The doctor looked over at the lady with a silent gesture to silence then back to the man on the doctor’s table.
“Now that I think about it doc,” he started after a beat of silence. “Maybe you are right.”
“What do you mean?” she asked.
“I mean, maybe I am stressed,” he repeated. “I read somewhere that sometimes we can mask so much we hide it from ourselves too until it becomes too real.”
She just looked at him, her mouth in a thin line. Her gaze slide over to the doctor who stood there nodding his head without signs of saying anything more.
“Okay,” she said. “So what are we supposed to do about it now?”
“Just a minute,” he said. “I’m thinking… I think I have been putting pressure on myself, I think. Doc, you’ve known me for a while… What do you think?”
“I am not a psychologist so I don’t analyze brain things,” the doctor joked but no one laughed.

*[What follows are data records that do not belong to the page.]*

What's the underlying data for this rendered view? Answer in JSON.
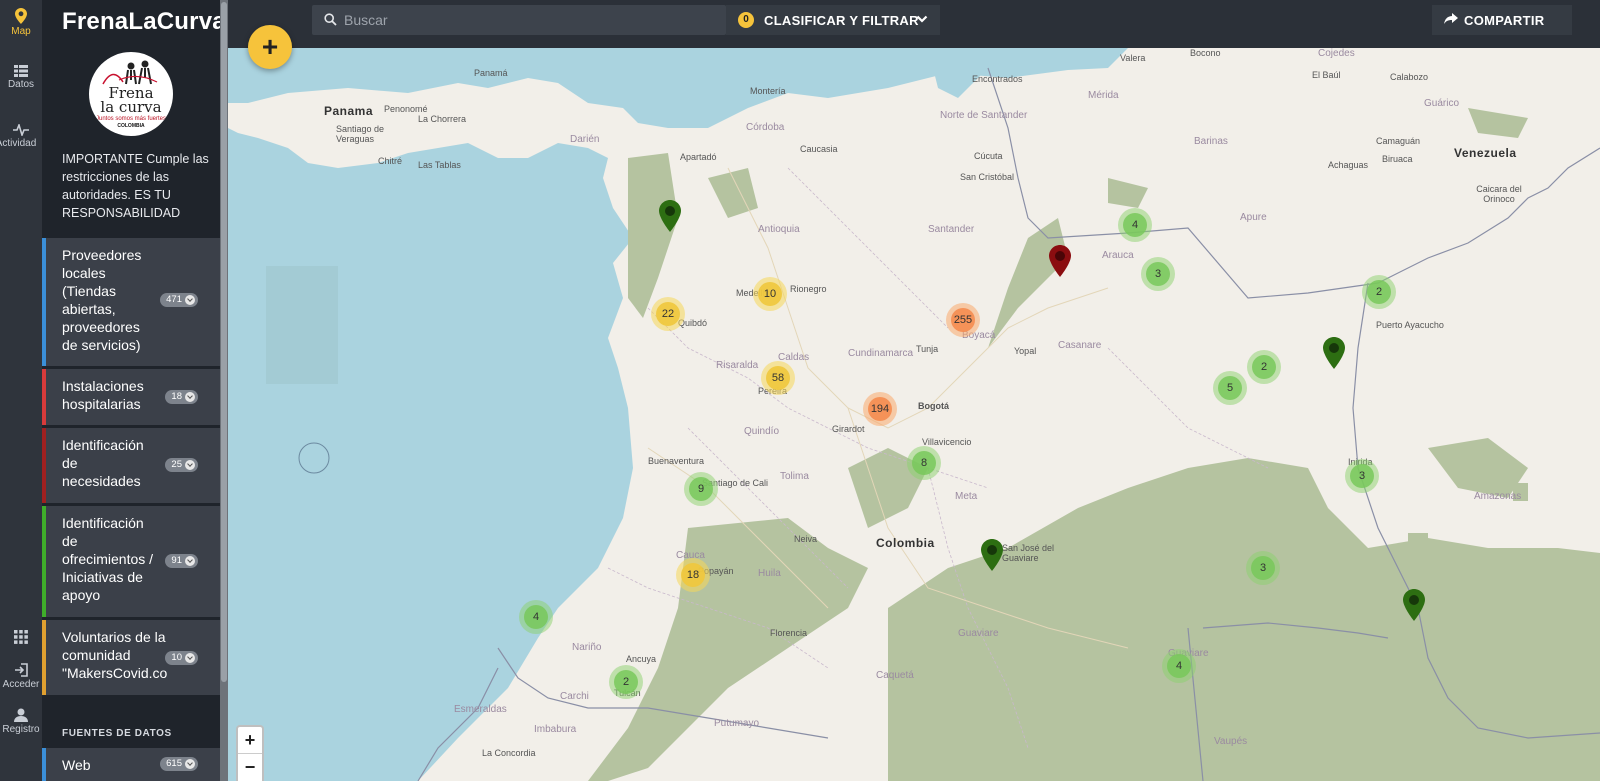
{
  "rail": {
    "items": [
      {
        "label": "Map",
        "icon": "map-pin-icon",
        "active": true
      },
      {
        "label": "Datos",
        "icon": "list-icon"
      },
      {
        "label": "Actividad",
        "icon": "activity-icon"
      },
      {
        "label": "",
        "icon": "apps-grid-icon"
      },
      {
        "label": "Acceder",
        "icon": "login-icon"
      },
      {
        "label": "Registro",
        "icon": "user-icon"
      }
    ]
  },
  "sidebar": {
    "brand": "FrenaLaCurva",
    "logo": {
      "line1": "Frena",
      "line2": "la curva",
      "line3": "Juntos somos más fuertes",
      "line4": "COLOMBIA"
    },
    "notice": "IMPORTANTE Cumple las restricciones de las autoridades. ES TU RESPONSABILIDAD",
    "layers": [
      {
        "label": "Proveedores locales (Tiendas abiertas, proveedores de servicios)",
        "count": "471",
        "color": "#3b8fd8"
      },
      {
        "label": "Instalaciones hospitalarias",
        "count": "18",
        "color": "#d83b3b"
      },
      {
        "label": "Identificación de necesidades",
        "count": "25",
        "color": "#a02020"
      },
      {
        "label": "Identificación de ofrecimientos / Iniciativas de apoyo",
        "count": "91",
        "color": "#3fae2a"
      },
      {
        "label": "Voluntarios de la comunidad \"MakersCovid.co",
        "count": "10",
        "color": "#e0a030"
      }
    ],
    "sources_title": "FUENTES DE DATOS",
    "source_first": {
      "label": "Web",
      "count": "615"
    }
  },
  "topbar": {
    "search_placeholder": "Buscar",
    "filter_count": "0",
    "filter_label": "CLASIFICAR Y FILTRAR",
    "share_label": "COMPARTIR"
  },
  "map": {
    "fab_label": "+",
    "zoom_in": "+",
    "zoom_out": "−",
    "labels": [
      {
        "text": "Panamá",
        "kind": "city"
      },
      {
        "text": "Panama",
        "kind": "country"
      },
      {
        "text": "Venezuela",
        "kind": "country"
      },
      {
        "text": "Colombia",
        "kind": "country"
      },
      {
        "text": "Bogotá",
        "kind": "city"
      },
      {
        "text": "Medellín",
        "kind": "city"
      },
      {
        "text": "Rionegro",
        "kind": "city"
      },
      {
        "text": "Quibdó",
        "kind": "city"
      },
      {
        "text": "Apartadó",
        "kind": "city"
      },
      {
        "text": "Montería",
        "kind": "city"
      },
      {
        "text": "Caucasia",
        "kind": "city"
      },
      {
        "text": "Córdoba",
        "kind": "region"
      },
      {
        "text": "Antioquia",
        "kind": "region"
      },
      {
        "text": "Santander",
        "kind": "region"
      },
      {
        "text": "Norte de Santander",
        "kind": "region"
      },
      {
        "text": "Cúcuta",
        "kind": "city"
      },
      {
        "text": "San Cristóbal",
        "kind": "city"
      },
      {
        "text": "Arauca",
        "kind": "region"
      },
      {
        "text": "Apure",
        "kind": "region"
      },
      {
        "text": "Barinas",
        "kind": "region"
      },
      {
        "text": "Casanare",
        "kind": "region"
      },
      {
        "text": "Yopal",
        "kind": "city"
      },
      {
        "text": "Tunja",
        "kind": "city"
      },
      {
        "text": "Boyacá",
        "kind": "region"
      },
      {
        "text": "Cundinamarca",
        "kind": "region"
      },
      {
        "text": "Girardot",
        "kind": "city"
      },
      {
        "text": "Villavicencio",
        "kind": "city"
      },
      {
        "text": "Meta",
        "kind": "region"
      },
      {
        "text": "Tolima",
        "kind": "region"
      },
      {
        "text": "Quindío",
        "kind": "region"
      },
      {
        "text": "Risaralda",
        "kind": "region"
      },
      {
        "text": "Caldas",
        "kind": "region"
      },
      {
        "text": "Pereira",
        "kind": "city"
      },
      {
        "text": "Buenaventura",
        "kind": "city"
      },
      {
        "text": "Santiago de Cali",
        "kind": "city"
      },
      {
        "text": "Cauca",
        "kind": "region"
      },
      {
        "text": "Popayán",
        "kind": "city"
      },
      {
        "text": "Huila",
        "kind": "region"
      },
      {
        "text": "Neiva",
        "kind": "city"
      },
      {
        "text": "Florencia",
        "kind": "city"
      },
      {
        "text": "Nariño",
        "kind": "region"
      },
      {
        "text": "Ancuya",
        "kind": "city"
      },
      {
        "text": "Tulcán",
        "kind": "city"
      },
      {
        "text": "Esmeraldas",
        "kind": "region"
      },
      {
        "text": "Carchi",
        "kind": "region"
      },
      {
        "text": "Putumayo",
        "kind": "region"
      },
      {
        "text": "Caquetá",
        "kind": "region"
      },
      {
        "text": "Guaviare",
        "kind": "region"
      },
      {
        "text": "San José del Guaviare",
        "kind": "city"
      },
      {
        "text": "Vaupés",
        "kind": "region"
      },
      {
        "text": "Amazonas",
        "kind": "region"
      },
      {
        "text": "Puerto Ayacucho",
        "kind": "city"
      },
      {
        "text": "Caicara del Orinoco",
        "kind": "city"
      },
      {
        "text": "Guárico",
        "kind": "region"
      },
      {
        "text": "Cojedes",
        "kind": "region"
      },
      {
        "text": "Bocono",
        "kind": "city"
      },
      {
        "text": "Valera",
        "kind": "city"
      },
      {
        "text": "Mérida",
        "kind": "region"
      },
      {
        "text": "El Baúl",
        "kind": "city"
      },
      {
        "text": "Calabozo",
        "kind": "city"
      },
      {
        "text": "Camaguán",
        "kind": "city"
      },
      {
        "text": "Biruaca",
        "kind": "city"
      },
      {
        "text": "Achaguas",
        "kind": "city"
      },
      {
        "text": "Encontrados",
        "kind": "city"
      },
      {
        "text": "Darién",
        "kind": "region"
      },
      {
        "text": "La Chorrera",
        "kind": "city"
      },
      {
        "text": "Penonomé",
        "kind": "city"
      },
      {
        "text": "Santiago de Veraguas",
        "kind": "city"
      },
      {
        "text": "Chitré",
        "kind": "city"
      },
      {
        "text": "Las Tablas",
        "kind": "city"
      },
      {
        "text": "Inirida",
        "kind": "city"
      },
      {
        "text": "Guaviare",
        "kind": "region"
      },
      {
        "text": "La Concordia",
        "kind": "city"
      },
      {
        "text": "Imbabura",
        "kind": "region"
      }
    ],
    "clusters": [
      {
        "count": "4",
        "tier": "green"
      },
      {
        "count": "3",
        "tier": "green"
      },
      {
        "count": "2",
        "tier": "green"
      },
      {
        "count": "22",
        "tier": "yellow"
      },
      {
        "count": "10",
        "tier": "yellow"
      },
      {
        "count": "255",
        "tier": "orange"
      },
      {
        "count": "58",
        "tier": "yellow"
      },
      {
        "count": "194",
        "tier": "orange"
      },
      {
        "count": "8",
        "tier": "green"
      },
      {
        "count": "2",
        "tier": "green"
      },
      {
        "count": "5",
        "tier": "green"
      },
      {
        "count": "9",
        "tier": "green"
      },
      {
        "count": "3",
        "tier": "green"
      },
      {
        "count": "18",
        "tier": "yellow"
      },
      {
        "count": "3",
        "tier": "green"
      },
      {
        "count": "4",
        "tier": "green"
      },
      {
        "count": "4",
        "tier": "green"
      },
      {
        "count": "2",
        "tier": "green"
      }
    ],
    "pins": [
      {
        "color": "#2d6e12"
      },
      {
        "color": "#8b0d10"
      },
      {
        "color": "#2d6e12"
      },
      {
        "color": "#2d6e12"
      },
      {
        "color": "#2d6e12"
      }
    ]
  }
}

“If anything over the period I have known you, you have not been one to show up in the hospital. I mean, except when things were bad like when you fractured the bone in your leg back in school. Beyond that, I just assumed you have been in good health though you juggle a lot.”
“Maybe that could be it?” she said. “I mean, I have watched you do it but you do it seemingly so effortlessly. Do you feel like you are stretching yourself too thin?”

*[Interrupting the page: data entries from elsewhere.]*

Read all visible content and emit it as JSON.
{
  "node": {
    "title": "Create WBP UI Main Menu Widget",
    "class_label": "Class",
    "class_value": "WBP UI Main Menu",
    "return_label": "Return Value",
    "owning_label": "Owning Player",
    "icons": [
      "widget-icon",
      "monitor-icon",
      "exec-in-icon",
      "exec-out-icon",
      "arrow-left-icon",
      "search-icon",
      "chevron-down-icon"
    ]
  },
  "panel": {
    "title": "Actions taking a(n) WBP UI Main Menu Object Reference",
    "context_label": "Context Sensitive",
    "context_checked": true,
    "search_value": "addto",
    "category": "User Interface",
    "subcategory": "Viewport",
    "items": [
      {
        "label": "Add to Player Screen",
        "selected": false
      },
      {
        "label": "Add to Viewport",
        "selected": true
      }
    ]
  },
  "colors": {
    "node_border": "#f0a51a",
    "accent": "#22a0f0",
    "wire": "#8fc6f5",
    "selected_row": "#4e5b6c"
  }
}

“Maybe I am,” he admitted. “Huh. Never actually thought about it like that. I always thought I am not doing enough.”
“Not doing enough?” she turned in shock. “You do a lot! What do you mean?”

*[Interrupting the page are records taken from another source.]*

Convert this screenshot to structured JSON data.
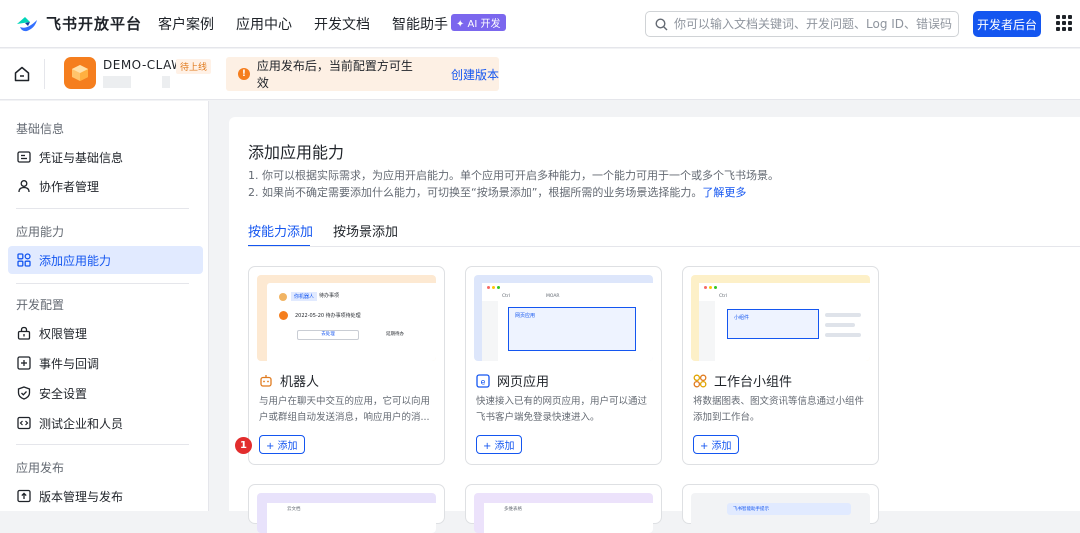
{
  "topbar": {
    "logo_text": "飞书开放平台",
    "nav": [
      {
        "label": "客户案例"
      },
      {
        "label": "应用中心"
      },
      {
        "label": "开发文档"
      },
      {
        "label": "智能助手",
        "badge": "✦ AI 开发"
      }
    ],
    "search_placeholder": "你可以输入文档关键词、开发问题、Log ID、错误码",
    "dev_console_label": "开发者后台"
  },
  "appbar": {
    "app_name": "DEMO-CLAW",
    "app_status": "待上线",
    "notice_text": "应用发布后，当前配置方可生效",
    "notice_link": "创建版本"
  },
  "sidebar": {
    "groups": [
      {
        "label": "基础信息",
        "items": [
          {
            "label": "凭证与基础信息"
          },
          {
            "label": "协作者管理"
          }
        ]
      },
      {
        "label": "应用能力",
        "items": [
          {
            "label": "添加应用能力",
            "active": true
          }
        ]
      },
      {
        "label": "开发配置",
        "items": [
          {
            "label": "权限管理"
          },
          {
            "label": "事件与回调"
          },
          {
            "label": "安全设置"
          },
          {
            "label": "测试企业和人员"
          }
        ]
      },
      {
        "label": "应用发布",
        "items": [
          {
            "label": "版本管理与发布"
          }
        ]
      }
    ]
  },
  "main": {
    "title": "添加应用能力",
    "desc1": "1. 你可以根据实际需求，为应用开启能力。单个应用可开启多种能力，一个能力可用于一个或多个飞书场景。",
    "desc2": "2. 如果尚不确定需要添加什么能力，可切换至“按场景添加”，根据所需的业务场景选择能力。",
    "desc2_link": "了解更多",
    "tabs": [
      {
        "label": "按能力添加",
        "active": true
      },
      {
        "label": "按场景添加"
      }
    ],
    "cards": [
      {
        "title": "机器人",
        "desc": "与用户在聊天中交互的应用，它可以向用户或群组自动发送消息，响应用户的消...",
        "add_label": "+ 添加",
        "icon": "robot-icon",
        "thumb": {
          "chip_a": "你机器人",
          "chip_b": "待办事项",
          "line": "2022-05-20 待办事项待处理",
          "btn_a": "去处理",
          "btn_b": "延期待办"
        }
      },
      {
        "title": "网页应用",
        "desc": "快速接入已有的网页应用，用户可以通过飞书客户端免登录快速进入。",
        "add_label": "+ 添加",
        "icon": "webpage-icon",
        "thumb": {
          "tab_a": "Ctrl",
          "tab_b": "MOAR",
          "box": "网页应用"
        }
      },
      {
        "title": "工作台小组件",
        "desc": "将数据图表、图文资讯等信息通过小组件添加到工作台。",
        "add_label": "+ 添加",
        "icon": "widget-icon",
        "thumb": {
          "tab_a": "Ctrl",
          "box": "小组件"
        }
      }
    ],
    "step_badge": "1",
    "bottom_thumbs": {
      "a": "云文档",
      "b": "多维表格",
      "c": "飞书智能助手提示"
    }
  }
}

“When was the last time you can say you rested?” The doctor asked.
“Hmm, does sleeping count?” he asked, half-joking.
“No,” the doctor threw back in a deadpan tone.
“I can’t say,” he answered, scratching the scruff on his chin.
The doctor nodded and wrote something down on his clipboard. The room went quiet for a little while. The rush outside the door became the only company to his thoughts. He looked at her. She looked back at him. In her eyes, there was this searching. As if she was looking for the things he did not say. He said nothing and let his eyes glaze over.
In his mind, he found questions waiting. “What have you become?” threw the first stone and it struck him upside the head. “What have you even been doing?” came next and held him against the wall, repeatedly punching his gut. “Who are you now?” looked on like a stranger would an injured man on the street.
The doctor said something more, he saw the lips move but did not hear a thing. His head instinctively nodded and he was sent off with a prescription note. As he stepped into the hallway he looked at the paper in his hand and it read:
“Slow Down.”
He turned to look at his girlfriend but she was gone. He looked around and he was alone. He rubbed his eyes until stars were painted onto the back of his eyelids and when he opened his eyes, he was sitting at his desk. His pen in hand and eyes facing the view outside his office building. He looked down at the cheque he was writing.
“Slow down.” Sat in the place of the zeros.